In: Dental treatment12 Oct 2009
Preemptive analgesia is the assumption that an analgesic given before noxious stimulus has effects that long outlasts the presence of the analgesic in the body. The clinical implication would be more effective pain management, reducing postoperative pain and analgesic requirements.
There is convincing evidence in the general surgery model that opioids have a preemptive effect. However, the evidence for a preemptive effect of NSAIDs (*Generic Voltarol diclofenac is in a group of drugs called nonsteroidal anti-inflammatory drugs) is conflicting. To date, the only RCT in the third molar surgical model did not support that NSAIDs (Cytotec tabletes used to induce labor and as an abortifacient) have any preemptive effect. One hundred milligrams of diclofenac sodium was tested for any preemptive effect in 21 patients in a randomized, crossover trial. No significant difference was found in the pain scores. However, this negative study did not provide any statistical information on the confidence interval or the power estimation. The sample size may not have been large enough to detect significant differences. The results from a previous study done by Campbell et al indicated that at least 30 patients would be needed in this surgical model in order to detect a significant difference in pain. This is based on the assumption that a difference of 10 mm in the visual analogue scale is clinically significant between the 2 sides in each patient, with a type I alpha error of .05 and a type II beta error of .01.
By contrast, it has been shown that IV 60 mg of ke torolac has a preemptive effect in an RCT of 60 total hip replacement surgery patients. However, 1 confounding factor in this study was a large disparity between the number of male and female subjects, with more women in the control group.

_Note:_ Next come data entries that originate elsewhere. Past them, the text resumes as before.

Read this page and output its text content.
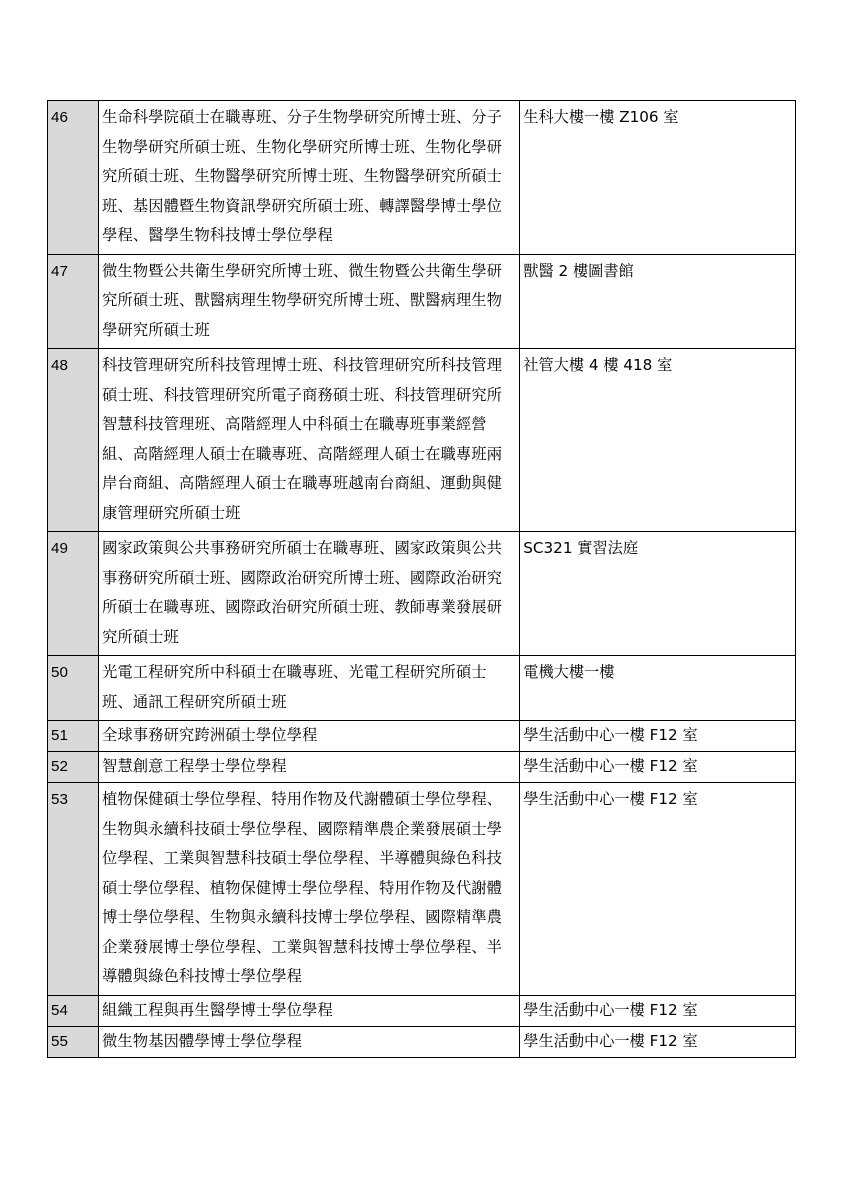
46	生命科學院碩士在職專班、分子生物學研究所博士班、分子生物學研究所碩士班、生物化學研究所博士班、生物化學研究所碩士班、生物醫學研究所博士班、生物醫學研究所碩士班、基因體暨生物資訊學研究所碩士班、轉譯醫學博士學位學程、醫學生物科技博士學位學程	生科大樓一樓 Z106 室
47	微生物暨公共衛生學研究所博士班、微生物暨公共衛生學研究所碩士班、獸醫病理生物學研究所博士班、獸醫病理生物學研究所碩士班	獸醫 2 樓圖書館
48	科技管理研究所科技管理博士班、科技管理研究所科技管理碩士班、科技管理研究所電子商務碩士班、科技管理研究所智慧科技管理班、高階經理人中科碩士在職專班事業經營組、高階經理人碩士在職專班、高階經理人碩士在職專班兩岸台商組、高階經理人碩士在職專班越南台商組、運動與健康管理研究所碩士班	社管大樓 4 樓 418 室
49	國家政策與公共事務研究所碩士在職專班、國家政策與公共事務研究所碩士班、國際政治研究所博士班、國際政治研究所碩士在職專班、國際政治研究所碩士班、教師專業發展研究所碩士班	SC321 實習法庭
50	光電工程研究所中科碩士在職專班、光電工程研究所碩士班、通訊工程研究所碩士班	電機大樓一樓
51	全球事務研究跨洲碩士學位學程	學生活動中心一樓 F12 室
52	智慧創意工程學士學位學程	學生活動中心一樓 F12 室
53	植物保健碩士學位學程、特用作物及代謝體碩士學位學程、生物與永續科技碩士學位學程、國際精準農企業發展碩士學位學程、工業與智慧科技碩士學位學程、半導體與綠色科技碩士學位學程、植物保健博士學位學程、特用作物及代謝體博士學位學程、生物與永續科技博士學位學程、國際精準農企業發展博士學位學程、工業與智慧科技博士學位學程、半導體與綠色科技博士學位學程	學生活動中心一樓 F12 室
54	組織工程與再生醫學博士學位學程	學生活動中心一樓 F12 室
55	微生物基因體學博士學位學程	學生活動中心一樓 F12 室
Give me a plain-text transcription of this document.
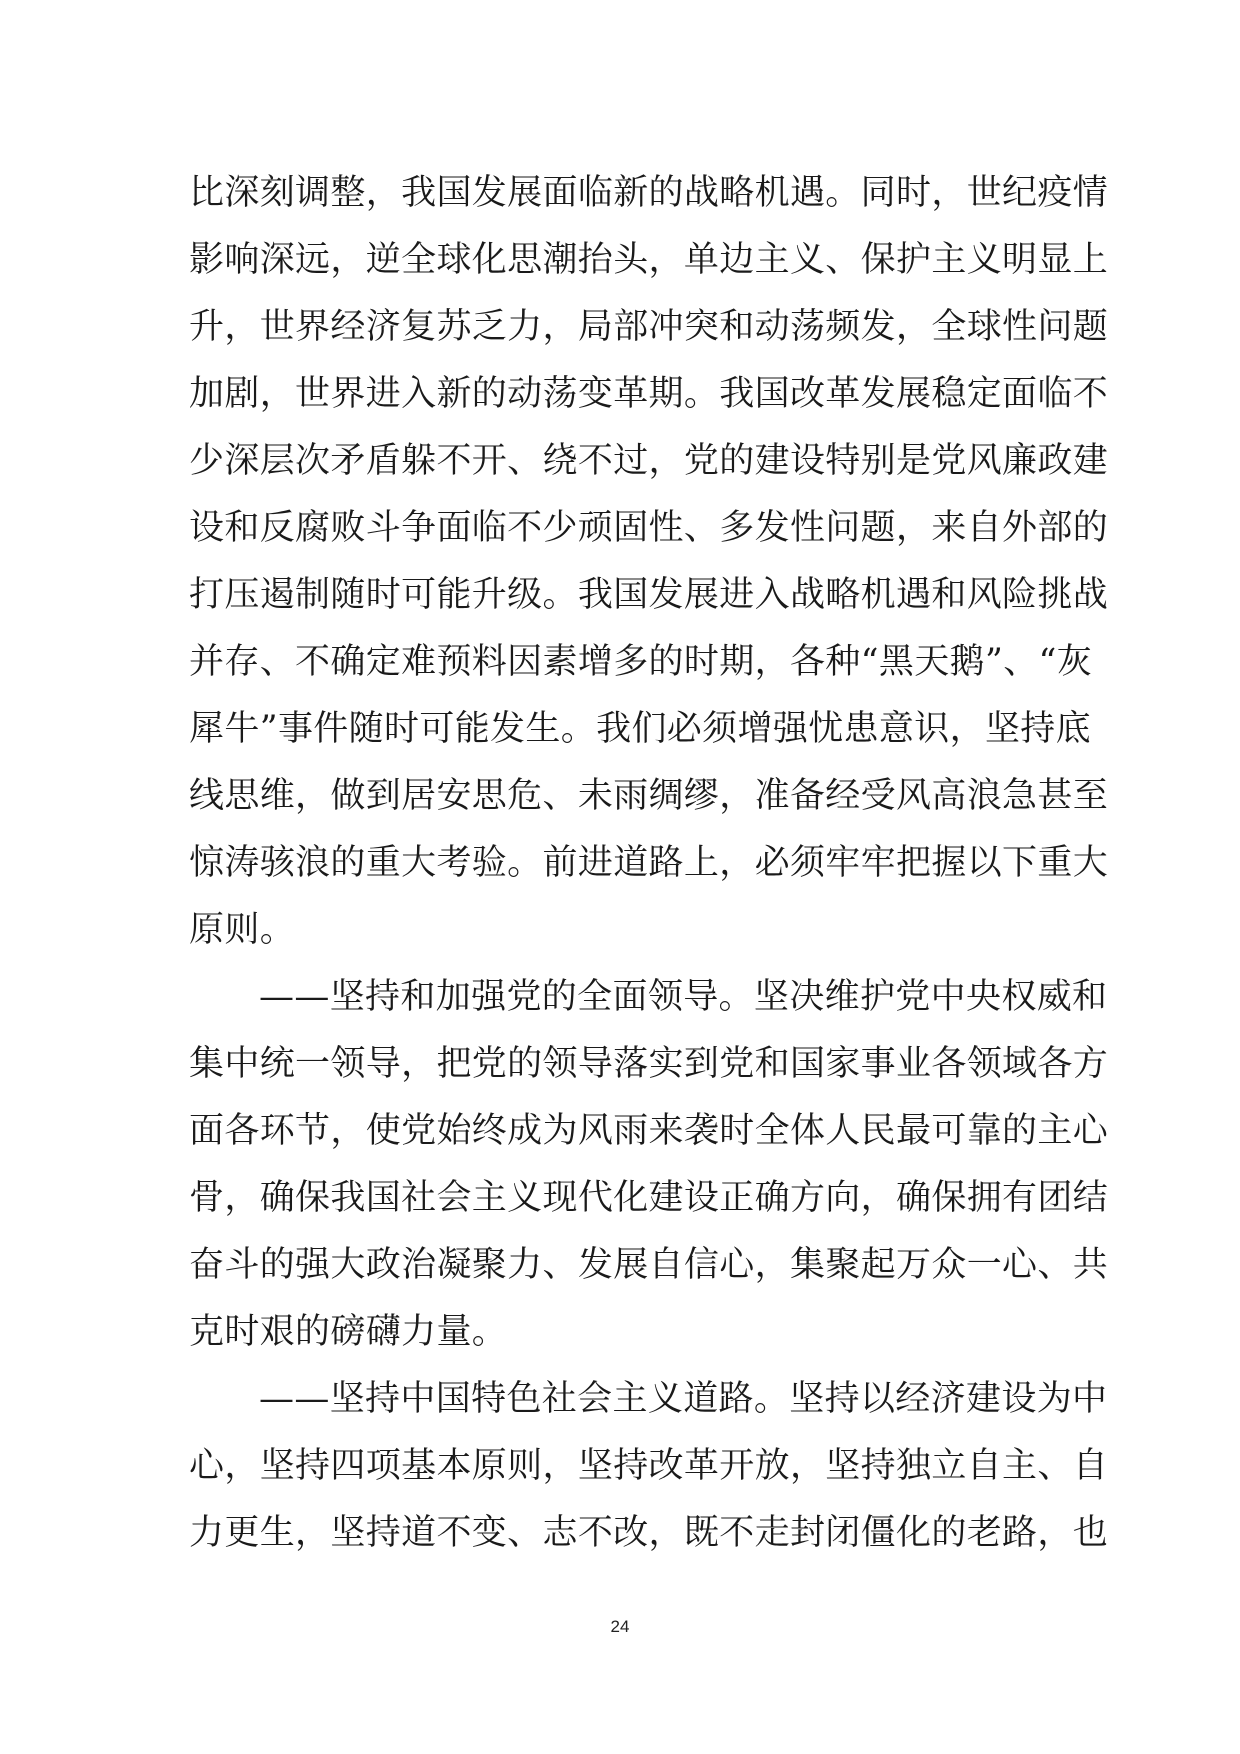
比深刻调整，我国发展面临新的战略机遇。同时，世纪疫情
影响深远，逆全球化思潮抬头，单边主义、保护主义明显上
升，世界经济复苏乏力，局部冲突和动荡频发，全球性问题
加剧，世界进入新的动荡变革期。我国改革发展稳定面临不
少深层次矛盾躲不开、绕不过，党的建设特别是党风廉政建
设和反腐败斗争面临不少顽固性、多发性问题，来自外部的
打压遏制随时可能升级。我国发展进入战略机遇和风险挑战
并存、不确定难预料因素增多的时期，各种“黑天鹅”、“灰
犀牛”事件随时可能发生。我们必须增强忧患意识，坚持底
线思维，做到居安思危、未雨绸缪，准备经受风高浪急甚至
惊涛骇浪的重大考验。前进道路上，必须牢牢把握以下重大
原则。
——坚持和加强党的全面领导。坚决维护党中央权威和
集中统一领导，把党的领导落实到党和国家事业各领域各方
面各环节，使党始终成为风雨来袭时全体人民最可靠的主心
骨，确保我国社会主义现代化建设正确方向，确保拥有团结
奋斗的强大政治凝聚力、发展自信心，集聚起万众一心、共
克时艰的磅礴力量。
——坚持中国特色社会主义道路。坚持以经济建设为中
心，坚持四项基本原则，坚持改革开放，坚持独立自主、自
力更生，坚持道不变、志不改，既不走封闭僵化的老路，也
24
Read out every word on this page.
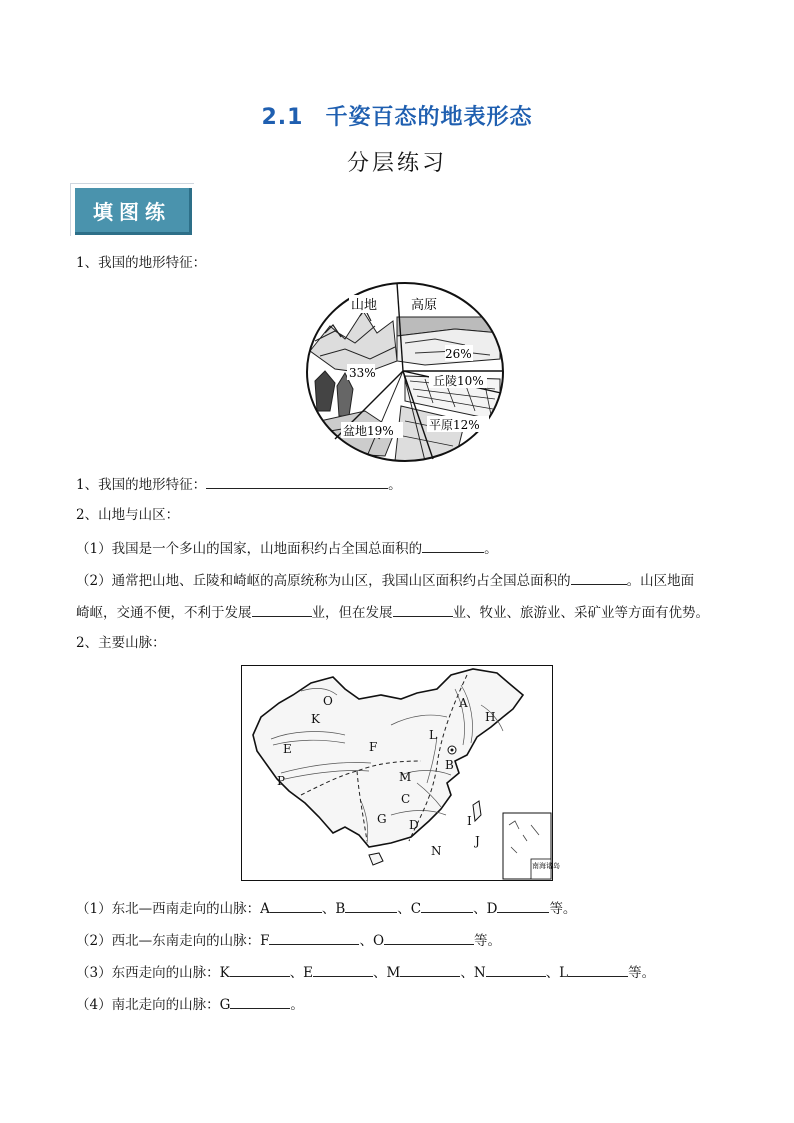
2.1 千姿百态的地表形态
分层练习
填图练
1、我国的地形特征：
山地	高原
26%
33%
丘陵10%
盆地19%	平原12%
1、我国的地形特征：	。
2、山地与山区：
（1）我国是一个多山的国家，山地面积约占全国总面积的	。
（2）通常把山地、丘陵和崎岖的高原统称为山区，我国山区面积约占全国总面积的	。山区地面
崎岖，交通不便，不利于发展	业，但在发展	业、牧业、旅游业、采矿业等方面有优势。
2、主要山脉：
南海诸岛
A
B
C
D
E	F
G
H
I
J
K
L
M
N
O
P
（1）东北—西南走向的山脉：A	、B	、C	、D	等。
（2）西北—东南走向的山脉：F	、O	等。
（3）东西走向的山脉：K	、E	、M	、N	、L	等。
（4）南北走向的山脉：G	。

The authors also admitted that no information was available concerning the preoperative level of pain and analgesic consumption in the patients. These factors may have introduced bias into this study.
The evidence for the preemptive effect of NSAIDs (Mobic canadian is used for treating rheumatoid arthritis, osteoarthritis, and juvenile arthritis) is conflicting. However, the consensus of experts recommends that it is advantageous to give NSAIDs preemptively to prevent pain (level III evidence). Administration of the NSAIDs 1-2 hours prior to pain onset allows for absorption and distribution of the drug to establish effective blood levels at the site of action, rather than having the patient experience pain and administer the NSAID (Generic Celecoxib is a Non-Steroidal Anti-Inflammatory Drug) after onset. There may be advantages in considering the use of COX-2 inhibitors as a medication of choice in preemptive analgesia compared with COX-1 inhibitors because of the minimal thromboxane effects. In theory, this will cause minimal postoperative bleeding problems when compared with COX-1 inhibitors, particularly when multiple dental extractions or more major oral surgery is to be done. A recent study reported that a 10-day administration of rofecoxib had no effect on the antiplatelet activity of low-dose aspirin, as measured by serum thromboxane B2 activity and platelet aggregation. This suggests that rofecoxib could be safely used in patients taking prophylactic aspirin without the additional risks of bleeding problems.
Blog invites submissions of review articles, reports on clinical techniques, case reports, conference summaries, and articles of opinion pertinent to the control of pain and anxiety in dentistry.